Dari sudut pandang keseimbangan interaksi antara kekuatan-kekuatan asal darat dan kekuatan-kekuatan asal laut, erosi pantai (abrasi) terjadi karena kekuatan-kekuatan asal laut lebih kuat daripada kekuatan-kekuatan asal darat. Erosi pantai (abrasi) dapat diprediksi kejadiannya berdasarkan pada pola arah angin dan kecepatan angin yang terdapat disuatu kawasan, orientasi garis pantai, konfigurasi garis pantai, dan material penyusun pantai. Erosi pantai (abrasi) saat ini sudah sering terjadi terutama didaerah pantai yang tidak terlindungai baik oleh vegetasi maupun pola hidup masyarakat yang tinggal di sekitar pantai. Salah satu upaya yang bisa kita lakukan sebagai pengurangan terjadinya erosi pantai yaitu dengan melestarikan hutan bakau. Karena tanaman bakau memiliki akar yang kuat utuk menahan material-material pantai sehingga mengurangi terjadinya erosi di pantai (abrasi). Oleh karena itu, pada makalah ini akan mengulas sedikitnya tentang pelestarian hutan bakau sebagai upaya mencegah erosi pantai secara umum.
B. Rumusan Masalah
1. Bagaimana erosi pantai dapat terjadi?
2. Apa yang menyebabkan terjadinya erosi pantai?
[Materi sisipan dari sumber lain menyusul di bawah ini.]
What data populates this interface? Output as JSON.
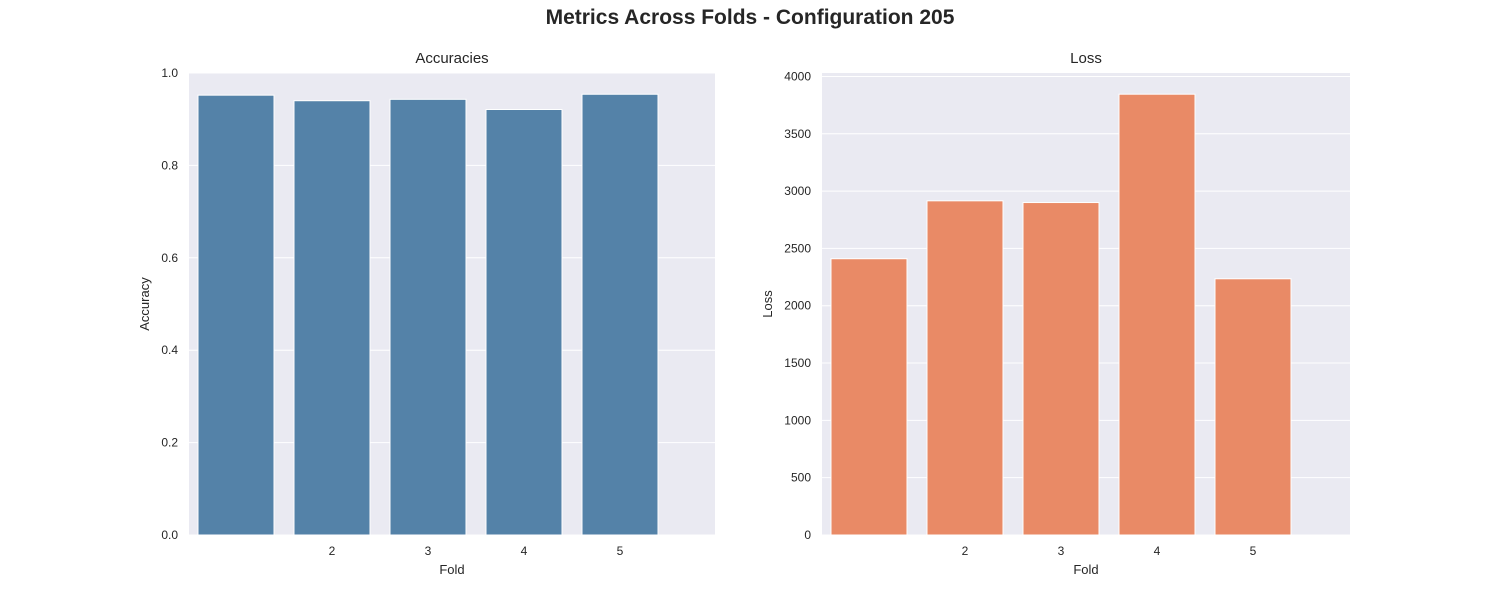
{
  "figure": {
    "title": "Metrics Across Folds - Configuration 205"
  },
  "chart_data": [
    {
      "type": "bar",
      "title": "Accuracies",
      "xlabel": "Fold",
      "ylabel": "Accuracy",
      "categories": [
        "1",
        "2",
        "3",
        "4",
        "5"
      ],
      "x_tick_labels": [
        "",
        "2",
        "3",
        "4",
        "5"
      ],
      "values": [
        0.952,
        0.94,
        0.943,
        0.921,
        0.954
      ],
      "ylim": [
        0,
        1.0
      ],
      "yticks": [
        0.0,
        0.2,
        0.4,
        0.6,
        0.8,
        1.0
      ],
      "ytick_labels": [
        "0.0",
        "0.2",
        "0.4",
        "0.6",
        "0.8",
        "1.0"
      ],
      "color": "#5482a8",
      "background": "#eaeaf2",
      "grid": true
    },
    {
      "type": "bar",
      "title": "Loss",
      "xlabel": "Fold",
      "ylabel": "Loss",
      "categories": [
        "1",
        "2",
        "3",
        "4",
        "5"
      ],
      "x_tick_labels": [
        "",
        "2",
        "3",
        "4",
        "5"
      ],
      "values": [
        2410,
        2915,
        2900,
        3845,
        2235
      ],
      "ylim": [
        0,
        4030
      ],
      "yticks": [
        0,
        500,
        1000,
        1500,
        2000,
        2500,
        3000,
        3500,
        4000
      ],
      "ytick_labels": [
        "0",
        "500",
        "1000",
        "1500",
        "2000",
        "2500",
        "3000",
        "3500",
        "4000"
      ],
      "color": "#e98a66",
      "background": "#eaeaf2",
      "grid": true
    }
  ]
}
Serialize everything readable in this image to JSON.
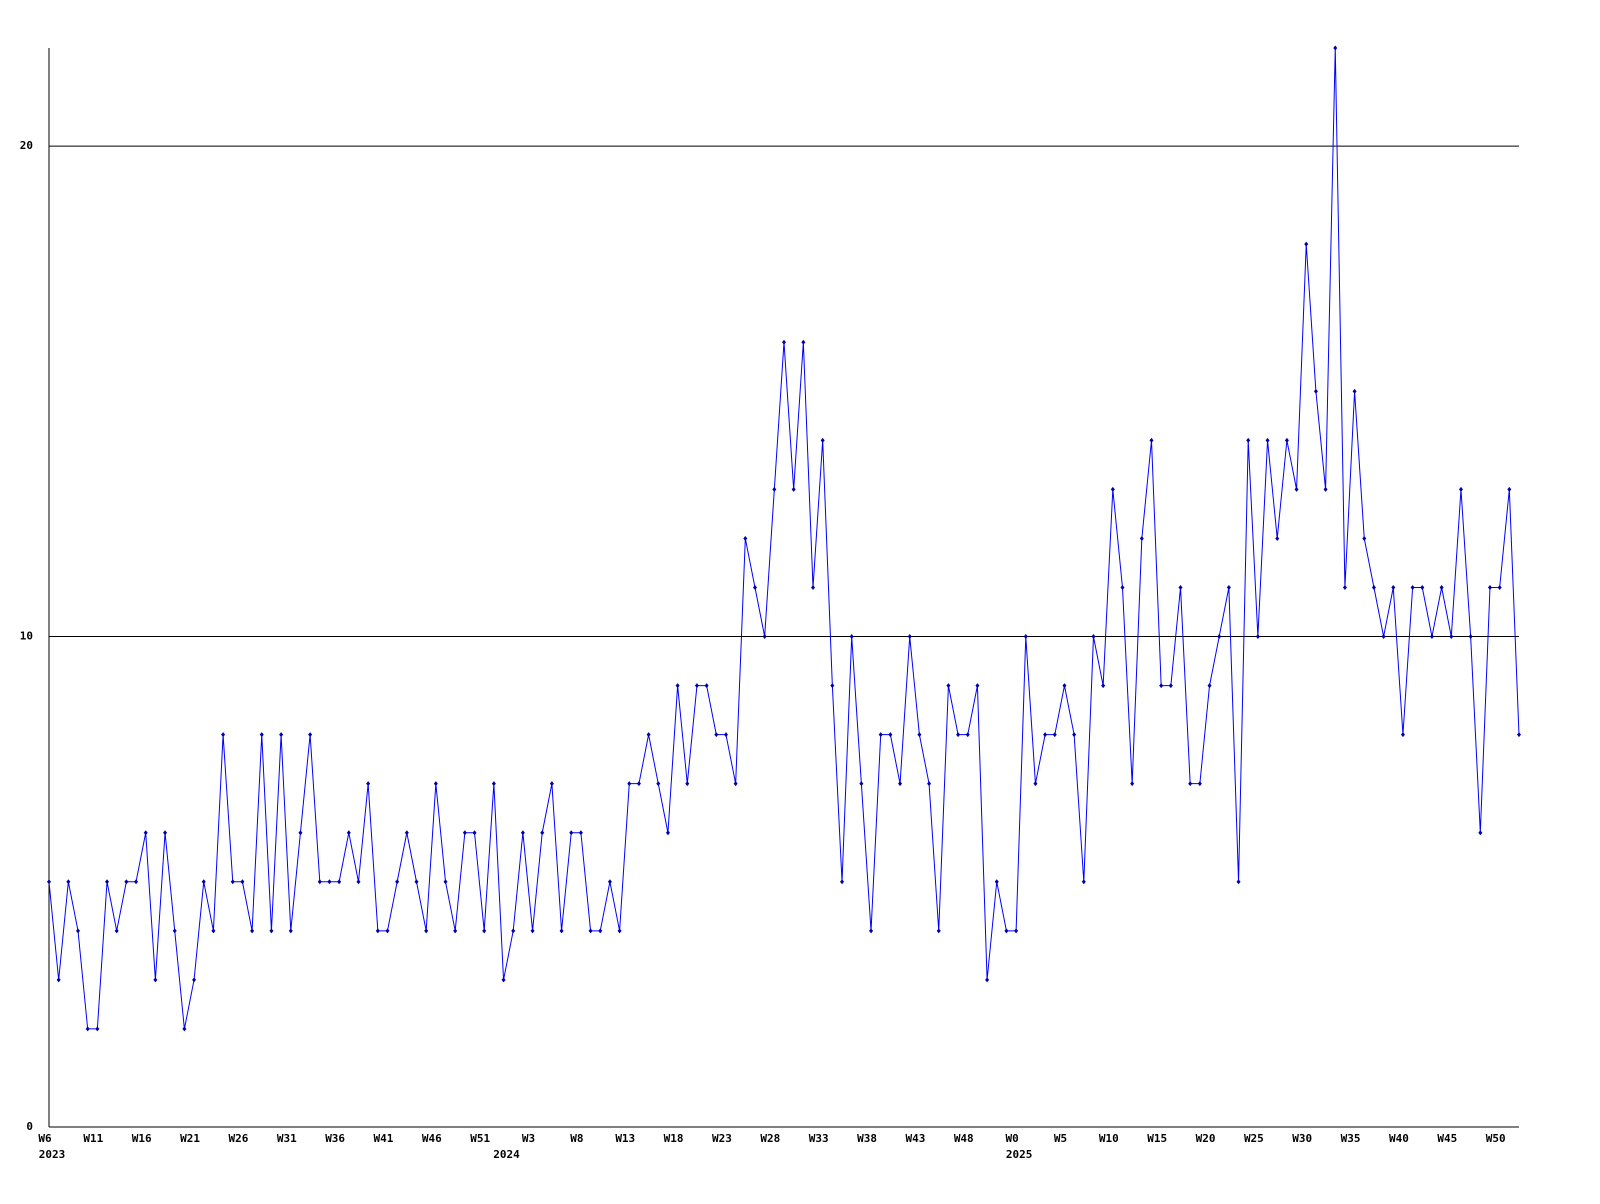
{
  "chart_data": {
    "type": "line",
    "categories": [
      "W6",
      null,
      null,
      null,
      null,
      "W11",
      null,
      null,
      null,
      null,
      "W16",
      null,
      null,
      null,
      null,
      "W21",
      null,
      null,
      null,
      null,
      "W26",
      null,
      null,
      null,
      null,
      "W31",
      null,
      null,
      null,
      null,
      "W36",
      null,
      null,
      null,
      null,
      "W41",
      null,
      null,
      null,
      null,
      "W46",
      null,
      null,
      null,
      null,
      "W51",
      null,
      null,
      null,
      null,
      "W3",
      null,
      null,
      null,
      null,
      "W8",
      null,
      null,
      null,
      null,
      "W13",
      null,
      null,
      null,
      null,
      "W18",
      null,
      null,
      null,
      null,
      "W23",
      null,
      null,
      null,
      null,
      "W28",
      null,
      null,
      null,
      null,
      "W33",
      null,
      null,
      null,
      null,
      "W38",
      null,
      null,
      null,
      null,
      "W43",
      null,
      null,
      null,
      null,
      "W48",
      null,
      null,
      null,
      null,
      "W0",
      null,
      null,
      null,
      null,
      "W5",
      null,
      null,
      null,
      null,
      "W10",
      null,
      null,
      null,
      null,
      "W15",
      null,
      null,
      null,
      null,
      "W20",
      null,
      null,
      null,
      null,
      "W25",
      null,
      null,
      null,
      null,
      "W30",
      null,
      null,
      null,
      null,
      "W35",
      null,
      null,
      null,
      null,
      "W40",
      null,
      null,
      null,
      null,
      "W45",
      null,
      null,
      null,
      null,
      "W50",
      null,
      null
    ],
    "category_years": [
      "2023",
      null,
      null,
      null,
      null,
      null,
      null,
      null,
      null,
      null,
      null,
      null,
      null,
      null,
      null,
      null,
      null,
      null,
      null,
      null,
      null,
      null,
      null,
      null,
      null,
      null,
      null,
      null,
      null,
      null,
      null,
      null,
      null,
      null,
      null,
      null,
      null,
      null,
      null,
      null,
      null,
      null,
      null,
      null,
      null,
      null,
      null,
      "2024",
      null,
      null,
      null,
      null,
      null,
      null,
      null,
      null,
      null,
      null,
      null,
      null,
      null,
      null,
      null,
      null,
      null,
      null,
      null,
      null,
      null,
      null,
      null,
      null,
      null,
      null,
      null,
      null,
      null,
      null,
      null,
      null,
      null,
      null,
      null,
      null,
      null,
      null,
      null,
      null,
      null,
      null,
      null,
      null,
      null,
      null,
      null,
      null,
      null,
      null,
      null,
      null,
      "2025",
      null,
      null,
      null,
      null,
      null,
      null,
      null,
      null,
      null,
      null,
      null,
      null,
      null,
      null,
      null,
      null,
      null,
      null,
      null,
      null,
      null,
      null,
      null,
      null,
      null,
      null,
      null,
      null,
      null,
      null,
      null,
      null,
      null,
      null,
      null,
      null,
      null,
      null,
      null,
      null,
      null,
      null,
      null,
      null,
      null,
      null,
      null,
      null,
      null,
      null,
      null,
      null
    ],
    "series": [
      {
        "color": "#0000ff",
        "marker_color": "#0000aa",
        "values": [
          5,
          3,
          5,
          4,
          2,
          2,
          5,
          4,
          5,
          5,
          6,
          3,
          6,
          4,
          2,
          3,
          5,
          4,
          8,
          5,
          5,
          4,
          8,
          4,
          8,
          4,
          6,
          8,
          5,
          5,
          5,
          6,
          5,
          7,
          4,
          4,
          5,
          6,
          5,
          4,
          7,
          5,
          4,
          6,
          6,
          4,
          7,
          3,
          4,
          6,
          4,
          6,
          7,
          4,
          6,
          6,
          4,
          4,
          5,
          4,
          7,
          7,
          8,
          7,
          6,
          9,
          7,
          9,
          9,
          8,
          8,
          7,
          12,
          11,
          10,
          13,
          16,
          13,
          16,
          11,
          14,
          9,
          5,
          10,
          7,
          4,
          8,
          8,
          7,
          10,
          8,
          7,
          4,
          9,
          8,
          8,
          9,
          3,
          5,
          4,
          4,
          10,
          7,
          8,
          8,
          9,
          8,
          5,
          10,
          9,
          13,
          11,
          7,
          12,
          14,
          9,
          9,
          11,
          7,
          7,
          9,
          10,
          11,
          5,
          14,
          10,
          14,
          12,
          14,
          13,
          18,
          15,
          13,
          22,
          11,
          15,
          12,
          11,
          10,
          11,
          8,
          11,
          11,
          10,
          11,
          10,
          13,
          10,
          6,
          11,
          11,
          13,
          8
        ]
      }
    ],
    "ylim": [
      0,
      22
    ],
    "yticks": [
      0,
      10,
      20
    ],
    "grid": true
  }
}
3. Dimana saja tempat-tempat yang telah mengalami erosi pantai (abrasi)?
4. Bagaimana keadaan pemukiman penduduk dan masyarakat yang berada di daerah pantai yang mengalami abrasi tersebut?
5. Bagaimana peranan hutan bakau dalam usaha pencegahan terjadinya erosi pantai?
C. Tujuan penulisan
1. Untuk mengetahui terjadinya proses erosi pantai.
2. Untuk mengetahui penyebab-penyebab terjadinya erosi pantai.
3. Untuk mengetahui tempat-tempat yang telah mengalami erosi pantai (abrasi).
4. Untuk mengetahui keadaan yang tampak pada pemukiman penduduk dan masyarakat yang berada di daerah pantai yang mengalami abrasi.
5. Untuk mengetahui peranan hutan bakau dalam usaha pencegahan terjadinya erosi pantai.
BAB II
PEMBAHASAN
A. Proses Terjadinya Erosi Pantai (Abrasi)
Erosi pantai atau sering juga disebut abrasi adalah proses pengikisan pantai oleh tenaga gelombang laut dan arus laut yang bersifat merusak. Kerusakan garis pantai akibat abrasi ini dipacu oleh terganggunya keseimbangan alam daerah pantai tersebut. Walaupun abrasi bisa disebabkan oleh gejala alami, namun manusia sering disebut sebagai penyebab utama abrasi. Salah satu cara untuk mencegah terjadinya abrasi adalah dengan penanaman hutan mangrove.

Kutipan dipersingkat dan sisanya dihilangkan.